MNIST Addition
For detailed code implementation, please view it on GitHub.
Below shows an implementation of MNIST Addition. In this task, pairs of MNIST handwritten images and their sums are given, along with a domain knowledge base containing information on how to perform addition operations. The task is to recognize the digits of handwritten images and accurately determine their sum.
Intuitively, we first use a machine learning model (learning part) to convert the input images to digits (we call them pseudo-labels), and then use the knowledge base (reasoning part) to calculate the sum of these digits. Since we do not have ground-truth of the digits, in Abductive Learning, the reasoning part will leverage domain knowledge and revise the initial digits yielded by the learning part through abductive reasoning. This process enables us to further update the machine learning model.

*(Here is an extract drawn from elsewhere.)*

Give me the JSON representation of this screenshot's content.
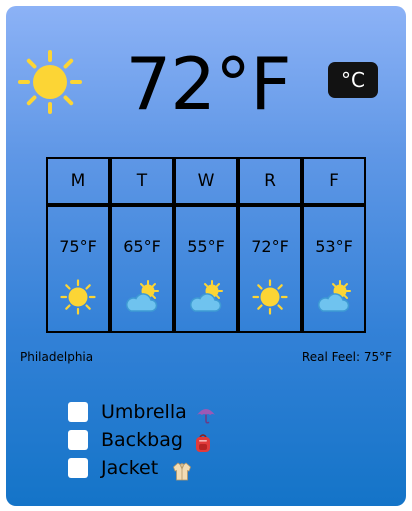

# Import necessary libraries and modules
import os.path as osp
import matplotlib.pyplot as plt
import torch
import torch.nn as nn
from torch.optim import RMSprop, lr_scheduler
from ablkit.bridge import SimpleBridge
from ablkit.data.evaluation import ReasoningMetric, SymbolAccuracy
from ablkit.learning import ABLModel, BasicNN
from ablkit.reasoning import KBBase, Reasoner
from ablkit.utils import ABLLogger, print_log
from datasets import get_dataset
from models.nn import LeNet5
Working with Data
First, we get the training and testing datasets:
train_data = get_dataset(train=True, get_pseudo_label=True)
test_data = get_dataset(train=False, get_pseudo_label=True)
train_data and test_data share identical structures:
tuples with three components: X (list where each element is a
list of two images), gt_pseudo_label (list where each element
is a list of two digits, i.e., pseudo-labels) and Y (list where
each element is the sum of the two digits). The length and structures
of datasets are illustrated as follows.
Note
gt_pseudo_label is only used to evaluate the performance of
the learning part but not to train the model.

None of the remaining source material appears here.